A rotina de trabalho do médico Rey Noeky, assim como da sua esposa, a médica cubana Maylin Perez, começa às 7h30 e só termina quando o último paciente é atendido, normalmente por volta das 12h30. A consulta dos médicos cubanos é atípica. Dura, aproximadamente, 30 minutos. À tarde, eles realizam a visitas nos domicílios, seguindo as diretrizes do Programa Saúde da Família.

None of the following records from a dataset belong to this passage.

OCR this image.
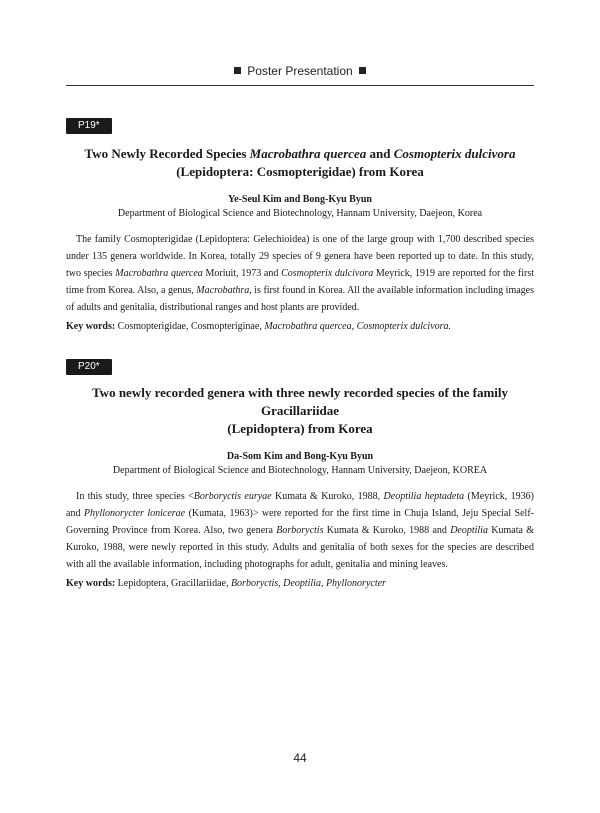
Poster Presentation
P19*

Two Newly Recorded Species Macrobathra quercea and Cosmopterix dulcivora
(Lepidoptera: Cosmopterigidae) from Korea

Ye-Seul Kim and Bong-Kyu Byun
Department of Biological Science and Biotechnology, Hannam University, Daejeon, Korea

The family Cosmopterigidae (Lepidoptera: Gelechioidea) is one of the large group with 1,700 described species under 135 genera worldwide. In Korea, totally 29 species of 9 genera have been reported up to date. In this study, two species Macrobathra quercea Moriuit, 1973 and Cosmopterix dulcivora Meyrick, 1919 are reported for the first time from Korea. Also, a genus, Macrobathra, is first found in Korea. All the available information including images of adults and genitalia, distributional ranges and host plants are provided.

Key words: Cosmopterigidae, Cosmopteriginae, Macrobathra quercea, Cosmopterix dulcivora.
P20*

Two newly recorded genera with three newly recorded species of the family Gracillariidae
(Lepidoptera) from Korea

Da-Som Kim and Bong-Kyu Byun
Department of Biological Science and Biotechnology, Hannam University, Daejeon, KOREA

In this study, three species <Borboryctis euryae Kumata & Kuroko, 1988, Deoptilia heptadeta (Meyrick, 1936) and Phyllonorycter lonicerae (Kumata, 1963)> were reported for the first time in Chuja Island, Jeju Special Self-Governing Province from Korea. Also, two genera Borboryctis Kumata & Kuroko, 1988 and Deoptilia Kumata & Kuroko, 1988, were newly reported in this study. Adults and genitalia of both sexes for the species are described with all the available information, including photographs for adult, genitalia and mining leaves.

Key words: Lepidoptera, Gracillariidae, Borboryctis, Deoptilia, Phyllonorycter
44
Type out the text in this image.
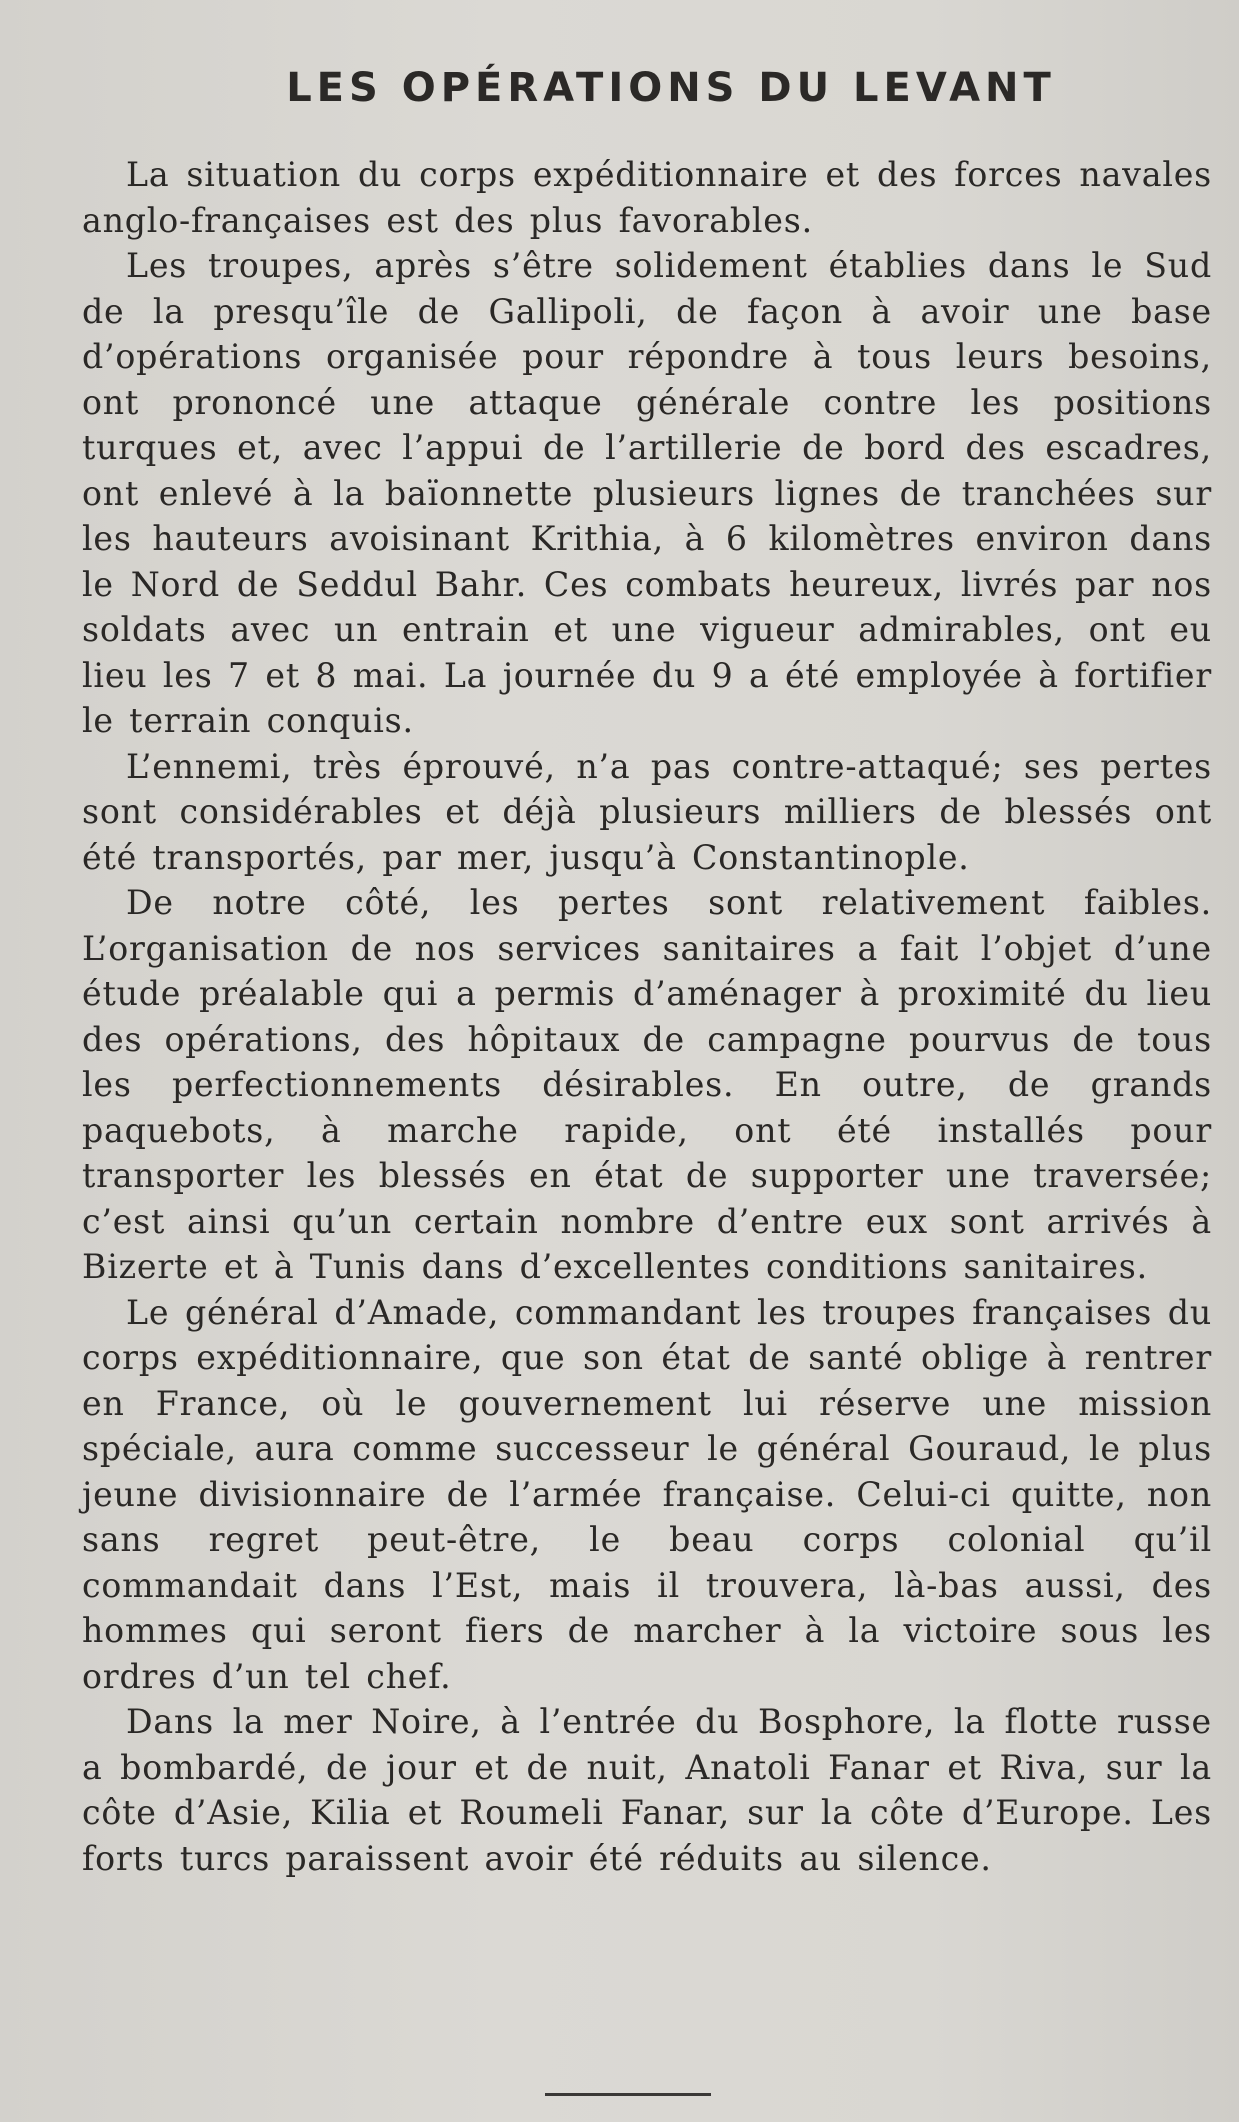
LES OPÉRATIONS DU LEVANT

La situation du corps expéditionnaire et des forces navales anglo-françaises est des plus favorables.

Les troupes, après s’être solidement établies dans le Sud de la presqu’île de Gallipoli, de façon à avoir une base d’opérations organisée pour répondre à tous leurs besoins, ont prononcé une attaque générale contre les positions turques et, avec l’appui de l’artillerie de bord des escadres, ont enlevé à la baïonnette plusieurs lignes de tranchées sur les hauteurs avoisinant Krithia, à 6 kilomètres environ dans le Nord de Seddul Bahr. Ces combats heureux, livrés par nos soldats avec un entrain et une vigueur admirables, ont eu lieu les 7 et 8 mai. La journée du 9 a été employée à fortifier le terrain conquis.

L’ennemi, très éprouvé, n’a pas contre-attaqué; ses pertes sont considérables et déjà plusieurs milliers de blessés ont été transportés, par mer, jusqu’à Constantinople.

De notre côté, les pertes sont relativement faibles. L’organisation de nos services sanitaires a fait l’objet d’une étude préalable qui a permis d’aménager à proximité du lieu des opérations, des hôpitaux de campagne pourvus de tous les perfectionnements désirables. En outre, de grands paquebots, à marche rapide, ont été installés pour transporter les blessés en état de supporter une traversée; c’est ainsi qu’un certain nombre d’entre eux sont arrivés à Bizerte et à Tunis dans d’excellentes conditions sanitaires.

Le général d’Amade, commandant les troupes françaises du corps expéditionnaire, que son état de santé oblige à rentrer en France, où le gouvernement lui réserve une mission spéciale, aura comme successeur le général Gouraud, le plus jeune divisionnaire de l’armée française. Celui-ci quitte, non sans regret peut-être, le beau corps colonial qu’il commandait dans l’Est, mais il trouvera, là-bas aussi, des hommes qui seront fiers de marcher à la victoire sous les ordres d’un tel chef.

Dans la mer Noire, à l’entrée du Bosphore, la flotte russe a bombardé, de jour et de nuit, Anatoli Fanar et Riva, sur la côte d’Asie, Kilia et Roumeli Fanar, sur la côte d’Europe. Les forts turcs paraissent avoir été réduits au silence.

Rey Noeky discordou dos médicos que abandonaram o programa, mas entende os motivos que levaram eles a fazerem isso. O médico conta que antes de virem para o Brasil houve uma capacitação em Cuba com profissionais de saúde do Brasil e mostraram um cenário diferente da realidade encontrada quando chegaram ao Brasil. Por exemplo, haviam dito aos cubanos que todas as unidades de saúde eram bem equipadas, com internet, inclusive.
Os cubanos que atuam no município de São Tomé já estão familiarizados com a cultura e culinária local. “O clima é parecido, mas aqui é bem mais seco. Aos poucos vamos nos acostumando com a comida daqui. Feijão verde e galinha, por exemplo, não tem lá e já passamos a comer aqui”, disse Rey Noeky.